Bring them forward. Your thralls know who they are — they’ve already separated them, quietly, efficiently, the way hollow things move through a crowd without disturbing it. A line of them now, kneeling on the asphalt, hands at their sides because there’s no instinct left to run with, because whatever the animal brain was running has finally crashed. Walk the line. Let them see you up close. Let them see what you’ve become — what you were always becoming, what Vor’ketha was building toward from the moment it selected your tired eyes and your open hands and your particular willingness to press play one more time. Let them look.
(Speaking in abyss tongue)
Because you should know what they’re seeing. You should understand the full shape of it.

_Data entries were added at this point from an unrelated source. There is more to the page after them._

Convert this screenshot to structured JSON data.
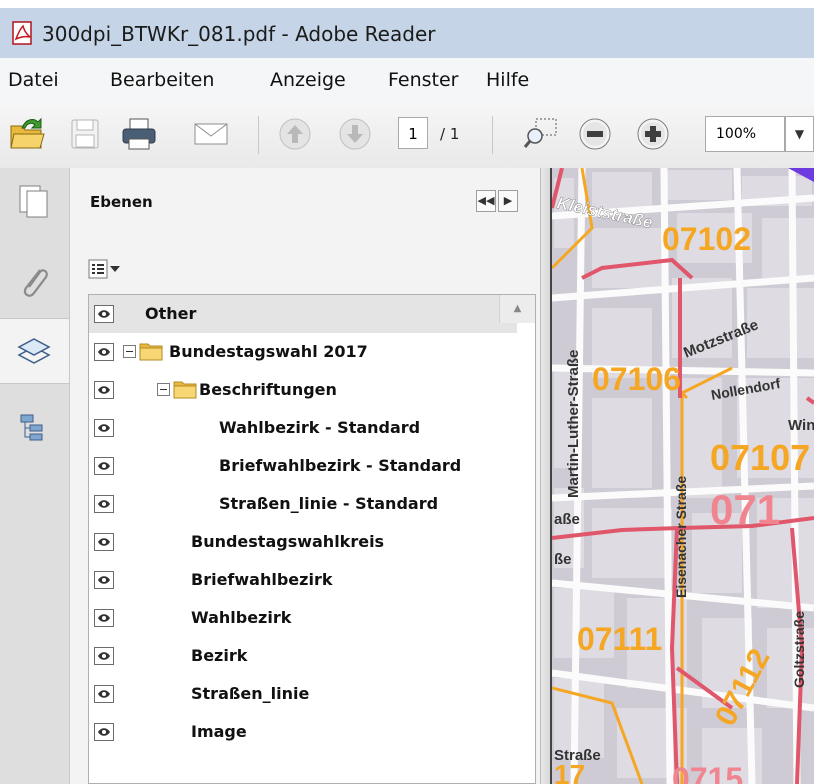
{
  "window": {
    "title": "300dpi_BTWKr_081.pdf - Adobe Reader"
  },
  "menu": [
    "Datei",
    "Bearbeiten",
    "Anzeige",
    "Fenster",
    "Hilfe"
  ],
  "toolbar": {
    "page_current": "1",
    "page_total": "/ 1",
    "zoom": "100%"
  },
  "panel": {
    "title": "Ebenen",
    "layers": [
      {
        "label": "Other",
        "indent": 0,
        "expander": false,
        "folder": false
      },
      {
        "label": "Bundestagswahl 2017",
        "indent": 0,
        "expander": true,
        "folder": true
      },
      {
        "label": "Beschriftungen",
        "indent": 1,
        "expander": true,
        "folder": true
      },
      {
        "label": "Wahlbezirk - Standard",
        "indent": 2,
        "expander": false,
        "folder": false
      },
      {
        "label": "Briefwahlbezirk - Standard",
        "indent": 2,
        "expander": false,
        "folder": false
      },
      {
        "label": "Straßen_linie - Standard",
        "indent": 2,
        "expander": false,
        "folder": false
      },
      {
        "label": "Bundestagswahlkreis",
        "indent": 1,
        "expander": false,
        "folder": false
      },
      {
        "label": "Briefwahlbezirk",
        "indent": 1,
        "expander": false,
        "folder": false
      },
      {
        "label": "Wahlbezirk",
        "indent": 1,
        "expander": false,
        "folder": false
      },
      {
        "label": "Bezirk",
        "indent": 1,
        "expander": false,
        "folder": false
      },
      {
        "label": "Straßen_linie",
        "indent": 1,
        "expander": false,
        "folder": false
      },
      {
        "label": "Image",
        "indent": 1,
        "expander": false,
        "folder": false
      }
    ]
  },
  "map": {
    "streets": [
      "Kleiststraße",
      "Martin-Luther-Straße",
      "Motzstraße",
      "Nollendorf",
      "Win",
      "Eisenacher Straße",
      "Goltzstraße",
      "aße",
      "ße",
      "Straße"
    ],
    "districts": [
      "07102",
      "07106",
      "07107",
      "071",
      "07111",
      "07112",
      "17",
      "0715"
    ],
    "colors": {
      "boundary": "#e0566a",
      "label": "#f5a623",
      "block": "#dad7dd",
      "street": "#fbfbfb"
    }
  }
}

The legs first — elongated now, jointed differently, the femur extended past any human proportion so that each step covers ground like a stride covers a map, smooth and terrible and exact. The arms hang past the knees. The fingers have discovered new lengths. Everything pulled and restructured from the inside out, the body repurposed the way a building gets repurposed, walls removed, load-bearing things relocated, the whole architecture revised to serve a different function.

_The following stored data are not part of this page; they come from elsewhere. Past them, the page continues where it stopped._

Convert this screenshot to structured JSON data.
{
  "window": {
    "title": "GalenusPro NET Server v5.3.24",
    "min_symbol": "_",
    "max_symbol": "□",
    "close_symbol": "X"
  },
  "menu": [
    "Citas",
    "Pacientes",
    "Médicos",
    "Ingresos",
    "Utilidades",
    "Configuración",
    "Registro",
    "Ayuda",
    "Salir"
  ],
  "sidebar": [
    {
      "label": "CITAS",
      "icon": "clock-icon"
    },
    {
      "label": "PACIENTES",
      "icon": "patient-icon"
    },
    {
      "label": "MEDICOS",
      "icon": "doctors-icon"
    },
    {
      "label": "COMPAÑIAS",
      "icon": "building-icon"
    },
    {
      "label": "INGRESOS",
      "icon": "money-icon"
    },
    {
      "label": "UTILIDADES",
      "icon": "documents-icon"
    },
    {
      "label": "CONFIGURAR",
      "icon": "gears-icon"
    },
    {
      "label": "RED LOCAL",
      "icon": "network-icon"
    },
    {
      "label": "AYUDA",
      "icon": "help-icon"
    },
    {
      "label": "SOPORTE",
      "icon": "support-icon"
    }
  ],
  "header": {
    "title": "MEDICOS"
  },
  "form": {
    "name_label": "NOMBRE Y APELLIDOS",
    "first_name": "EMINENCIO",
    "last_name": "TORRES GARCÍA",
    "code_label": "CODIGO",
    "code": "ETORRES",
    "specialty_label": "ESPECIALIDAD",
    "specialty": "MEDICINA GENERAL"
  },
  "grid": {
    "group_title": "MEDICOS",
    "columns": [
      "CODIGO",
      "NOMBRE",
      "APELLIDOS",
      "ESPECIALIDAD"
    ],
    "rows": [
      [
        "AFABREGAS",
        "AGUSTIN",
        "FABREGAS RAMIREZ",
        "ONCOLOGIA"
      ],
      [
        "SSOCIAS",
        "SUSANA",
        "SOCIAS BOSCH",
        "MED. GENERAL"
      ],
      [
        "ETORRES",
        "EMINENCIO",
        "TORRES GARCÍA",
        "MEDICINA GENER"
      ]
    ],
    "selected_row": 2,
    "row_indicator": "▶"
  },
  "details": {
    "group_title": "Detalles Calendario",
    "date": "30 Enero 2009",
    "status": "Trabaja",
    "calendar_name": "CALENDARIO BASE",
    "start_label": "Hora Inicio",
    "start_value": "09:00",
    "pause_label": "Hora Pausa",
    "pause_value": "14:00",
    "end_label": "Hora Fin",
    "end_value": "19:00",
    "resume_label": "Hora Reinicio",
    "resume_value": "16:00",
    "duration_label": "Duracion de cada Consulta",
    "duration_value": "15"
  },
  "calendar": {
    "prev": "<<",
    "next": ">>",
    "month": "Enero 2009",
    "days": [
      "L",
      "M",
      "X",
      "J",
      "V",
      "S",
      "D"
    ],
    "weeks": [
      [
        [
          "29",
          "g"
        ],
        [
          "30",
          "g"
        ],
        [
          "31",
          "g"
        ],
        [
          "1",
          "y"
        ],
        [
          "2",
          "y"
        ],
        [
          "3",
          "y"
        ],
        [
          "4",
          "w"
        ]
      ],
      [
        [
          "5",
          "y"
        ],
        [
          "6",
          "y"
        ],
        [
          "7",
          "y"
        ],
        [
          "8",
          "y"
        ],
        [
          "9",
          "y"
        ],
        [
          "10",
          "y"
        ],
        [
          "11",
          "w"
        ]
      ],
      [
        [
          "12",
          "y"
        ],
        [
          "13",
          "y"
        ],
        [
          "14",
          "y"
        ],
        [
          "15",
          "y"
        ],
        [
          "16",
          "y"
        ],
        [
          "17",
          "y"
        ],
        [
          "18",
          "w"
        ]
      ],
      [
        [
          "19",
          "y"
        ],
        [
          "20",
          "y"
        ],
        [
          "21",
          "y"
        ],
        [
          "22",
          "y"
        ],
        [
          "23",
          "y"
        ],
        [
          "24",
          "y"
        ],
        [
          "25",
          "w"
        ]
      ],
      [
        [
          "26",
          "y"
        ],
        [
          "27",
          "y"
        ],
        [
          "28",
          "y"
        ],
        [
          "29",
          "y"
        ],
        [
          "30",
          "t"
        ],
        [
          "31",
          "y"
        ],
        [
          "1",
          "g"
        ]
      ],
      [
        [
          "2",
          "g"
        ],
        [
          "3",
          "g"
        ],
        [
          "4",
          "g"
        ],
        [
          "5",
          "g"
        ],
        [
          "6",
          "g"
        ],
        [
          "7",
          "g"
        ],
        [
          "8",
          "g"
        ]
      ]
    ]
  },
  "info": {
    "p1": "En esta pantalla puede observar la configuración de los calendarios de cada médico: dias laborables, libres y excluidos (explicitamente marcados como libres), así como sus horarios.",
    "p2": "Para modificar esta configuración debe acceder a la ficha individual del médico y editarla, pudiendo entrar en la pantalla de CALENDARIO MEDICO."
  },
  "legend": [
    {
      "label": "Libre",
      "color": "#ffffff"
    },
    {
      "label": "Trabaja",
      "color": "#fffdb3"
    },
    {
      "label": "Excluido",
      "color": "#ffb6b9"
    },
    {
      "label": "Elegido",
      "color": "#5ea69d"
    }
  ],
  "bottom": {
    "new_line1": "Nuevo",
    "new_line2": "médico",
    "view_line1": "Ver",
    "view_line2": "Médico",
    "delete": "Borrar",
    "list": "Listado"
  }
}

The neck. The neck is where they lose it — you’ll see it happen, you’ll see the exact moment on each face as the eyes travel up from the impossible legs, up the torso that is still human enough to fool you for a second, up to the neck that rises like something growing, like something that was always trying to get higher, corded with muscle and threaded with veins that pulse visibly, rhythmically, in a pattern that doesn’t match any heartbeat that belongs in this world.
And the face. The face is where they go quiet. Smooth as poured ceramic. White as the inside of something. Every feature flattened and refined into a perfection that has nothing to do with beauty and everything to do with design — the face of something that was made, not born, assembled for a purpose, finished. The mouth. A perfect circle. Open. Always open. The shape of a sound that never stops being made even when the room is silent.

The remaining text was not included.